Durante o encontro, o presidente da Fundação Banco do Brasil, Kleytton Morais, anunciou a formalização de um acordo de cooperação com a Fundação Palmares. “Reconhecer a contribuição africana na formação do Brasil exige ação institucional. Queremos garantir recursos, continuidade e escala para projetos que traduzam esse compromisso na prática.”
Na quinta-feira (22), estudantes de quatro escolas públicas do Distrito Federal participaram de uma roda de conversa sobre literatura, infância e identidade. Estavam presentes alunos do CEF 410 Norte, do Centro de Educação Infantil 01 de São Sebastião, do Centro de Ensino Médio Setor Oeste (CEMSO) e do Centro Educacional São Francisco, também de São Sebastião.
O encontro reuniu o escritor mirim Arthur Ramos e as Pretinhas Leitoras, projeto criado pelas irmãs Duda e Helena, do Morro da Providência (RJ). As jovens compartilharam a trajetória do grupo, que nasceu do desejo de tornar a leitura um espaço de resistência e valorização da identidade negra na infância. Arthur apresentou sua personagem Dona Corujinha, uma coruja que ensina o valor de ser quem se é.

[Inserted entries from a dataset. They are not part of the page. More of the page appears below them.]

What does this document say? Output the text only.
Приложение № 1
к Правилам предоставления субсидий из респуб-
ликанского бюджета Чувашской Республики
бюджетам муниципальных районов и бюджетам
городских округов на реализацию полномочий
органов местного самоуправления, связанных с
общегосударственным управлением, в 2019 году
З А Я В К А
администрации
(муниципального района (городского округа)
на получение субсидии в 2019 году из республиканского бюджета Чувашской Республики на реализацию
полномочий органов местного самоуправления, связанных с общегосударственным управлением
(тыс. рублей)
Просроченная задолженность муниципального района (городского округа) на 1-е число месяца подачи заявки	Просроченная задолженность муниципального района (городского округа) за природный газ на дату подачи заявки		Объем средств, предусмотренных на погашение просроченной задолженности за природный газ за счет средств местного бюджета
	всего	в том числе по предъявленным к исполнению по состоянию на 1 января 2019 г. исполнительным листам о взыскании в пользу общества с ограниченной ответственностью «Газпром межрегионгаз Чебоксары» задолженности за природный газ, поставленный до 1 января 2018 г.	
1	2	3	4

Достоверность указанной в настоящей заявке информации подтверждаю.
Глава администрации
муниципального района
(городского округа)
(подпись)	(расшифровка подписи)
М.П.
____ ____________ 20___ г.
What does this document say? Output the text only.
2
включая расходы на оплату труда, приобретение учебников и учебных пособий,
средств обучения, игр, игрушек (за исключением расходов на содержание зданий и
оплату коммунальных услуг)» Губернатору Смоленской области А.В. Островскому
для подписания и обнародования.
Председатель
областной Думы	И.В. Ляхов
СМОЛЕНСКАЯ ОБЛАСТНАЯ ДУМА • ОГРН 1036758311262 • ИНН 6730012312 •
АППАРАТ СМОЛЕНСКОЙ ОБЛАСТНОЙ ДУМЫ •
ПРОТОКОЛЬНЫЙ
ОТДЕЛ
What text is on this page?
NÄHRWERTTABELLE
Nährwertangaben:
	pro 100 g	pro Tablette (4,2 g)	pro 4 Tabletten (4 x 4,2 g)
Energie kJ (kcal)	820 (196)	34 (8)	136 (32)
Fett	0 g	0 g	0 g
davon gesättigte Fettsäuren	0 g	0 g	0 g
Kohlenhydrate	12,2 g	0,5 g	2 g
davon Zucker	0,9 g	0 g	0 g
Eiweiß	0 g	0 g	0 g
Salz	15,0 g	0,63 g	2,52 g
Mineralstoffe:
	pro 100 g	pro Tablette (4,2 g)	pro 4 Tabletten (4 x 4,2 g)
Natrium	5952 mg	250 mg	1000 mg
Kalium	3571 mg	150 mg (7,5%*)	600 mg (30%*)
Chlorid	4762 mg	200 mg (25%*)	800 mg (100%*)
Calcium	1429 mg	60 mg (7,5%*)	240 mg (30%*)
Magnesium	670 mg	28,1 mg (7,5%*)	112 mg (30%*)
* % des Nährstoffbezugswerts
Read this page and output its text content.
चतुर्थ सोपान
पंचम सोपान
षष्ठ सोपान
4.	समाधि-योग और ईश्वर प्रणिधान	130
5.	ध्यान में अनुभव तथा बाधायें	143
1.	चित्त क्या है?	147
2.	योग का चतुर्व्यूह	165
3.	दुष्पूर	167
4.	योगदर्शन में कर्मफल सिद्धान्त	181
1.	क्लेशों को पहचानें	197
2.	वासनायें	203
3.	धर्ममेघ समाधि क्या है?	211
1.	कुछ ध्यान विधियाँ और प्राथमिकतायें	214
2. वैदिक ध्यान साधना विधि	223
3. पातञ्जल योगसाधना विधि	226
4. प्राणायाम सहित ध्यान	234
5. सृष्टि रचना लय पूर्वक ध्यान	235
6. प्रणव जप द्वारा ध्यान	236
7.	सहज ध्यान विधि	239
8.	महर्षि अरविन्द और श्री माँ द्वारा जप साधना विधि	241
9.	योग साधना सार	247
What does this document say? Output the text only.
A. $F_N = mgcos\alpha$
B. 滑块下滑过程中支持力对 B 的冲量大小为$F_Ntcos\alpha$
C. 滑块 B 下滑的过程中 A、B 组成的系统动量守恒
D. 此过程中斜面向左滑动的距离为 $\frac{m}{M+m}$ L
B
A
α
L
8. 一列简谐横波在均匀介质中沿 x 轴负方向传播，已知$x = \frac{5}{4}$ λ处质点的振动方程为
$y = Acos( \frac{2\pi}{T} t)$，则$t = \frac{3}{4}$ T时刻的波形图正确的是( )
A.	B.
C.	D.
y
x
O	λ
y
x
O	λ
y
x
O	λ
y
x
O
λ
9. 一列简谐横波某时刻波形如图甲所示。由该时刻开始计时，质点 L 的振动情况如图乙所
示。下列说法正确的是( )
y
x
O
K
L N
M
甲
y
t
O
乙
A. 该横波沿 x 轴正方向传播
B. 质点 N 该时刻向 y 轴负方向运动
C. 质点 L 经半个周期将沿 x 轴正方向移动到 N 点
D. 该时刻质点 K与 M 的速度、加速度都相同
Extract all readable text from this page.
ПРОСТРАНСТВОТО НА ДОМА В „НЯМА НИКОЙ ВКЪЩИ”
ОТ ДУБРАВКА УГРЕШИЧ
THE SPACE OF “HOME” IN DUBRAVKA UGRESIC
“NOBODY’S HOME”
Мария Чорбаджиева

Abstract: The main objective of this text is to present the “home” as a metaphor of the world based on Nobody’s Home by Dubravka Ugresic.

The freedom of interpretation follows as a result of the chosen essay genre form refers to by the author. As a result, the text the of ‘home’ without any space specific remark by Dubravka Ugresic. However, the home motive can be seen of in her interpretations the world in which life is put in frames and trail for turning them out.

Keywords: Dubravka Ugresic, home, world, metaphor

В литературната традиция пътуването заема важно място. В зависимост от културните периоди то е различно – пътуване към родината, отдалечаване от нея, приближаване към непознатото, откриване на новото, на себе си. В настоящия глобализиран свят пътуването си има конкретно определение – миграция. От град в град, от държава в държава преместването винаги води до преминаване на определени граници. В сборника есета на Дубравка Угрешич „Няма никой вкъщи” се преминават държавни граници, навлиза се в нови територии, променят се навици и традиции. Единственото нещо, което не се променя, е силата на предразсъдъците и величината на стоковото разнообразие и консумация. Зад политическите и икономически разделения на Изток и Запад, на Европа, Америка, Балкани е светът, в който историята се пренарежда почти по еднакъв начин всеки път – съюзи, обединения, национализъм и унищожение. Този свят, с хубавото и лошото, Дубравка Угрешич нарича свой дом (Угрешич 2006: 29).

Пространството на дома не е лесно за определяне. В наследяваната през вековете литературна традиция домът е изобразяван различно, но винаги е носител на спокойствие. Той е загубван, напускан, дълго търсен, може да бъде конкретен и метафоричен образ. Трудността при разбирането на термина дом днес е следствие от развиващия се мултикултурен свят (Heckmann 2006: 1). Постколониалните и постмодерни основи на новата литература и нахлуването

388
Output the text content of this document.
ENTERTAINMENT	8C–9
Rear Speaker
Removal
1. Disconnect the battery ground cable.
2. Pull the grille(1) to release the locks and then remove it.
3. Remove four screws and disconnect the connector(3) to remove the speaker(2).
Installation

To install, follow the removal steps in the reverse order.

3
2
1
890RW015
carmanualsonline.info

Guilherme Bruno, coordenador do Centro de Informação e Acervo da Fundação, afirmou que “valorizar a cultura negra é combater o racismo na base”. Segundo ele, “quando uma criança negra se vê em um livro, quando se reconhece em uma história, ela constrói identidade”. Para Guilherme, “a literatura afrocentrada não é só conteúdo escolar. É uma tecnologia de afeto, um instrumento de emancipação que rompe com o silenciamento histórico das nossas narrativas”.
A programação do dia incluiu ainda a roda de conversa Abdias Nascimento — Celebração, Memória e Resistência, que reuniu pesquisadores e convidados para debater o pensamento e o legado político e intelectual do ativista, senador e fundador do Teatro Experimental do Negro.
O encerramento do evento contou com apresentação do rapper GOG, que levou ao palco um repertório marcado por crítica social, denúncia e memória periférica. “A arte não pode ser neutra. Quando a gente sobe no palco, carrega o peso e a beleza de quem veio antes, de quem resistiu para que hoje pudéssemos estar aqui”, afirmou. Para ele, “o rap é a nossa crônica, a nossa denúncia e também nosso abraço. É palavra afiada, mas é também cuidado com o povo”.
Realizado às vésperas do Dia da África, celebrado em 25 de maio, o Palmares Canta Conta e Dança reafirma o papel da Fundação Cultural Palmares como elo entre o patrimônio cultural afro-brasileiro e os processos de reconhecimento internacional das heranças africanas na formação do país.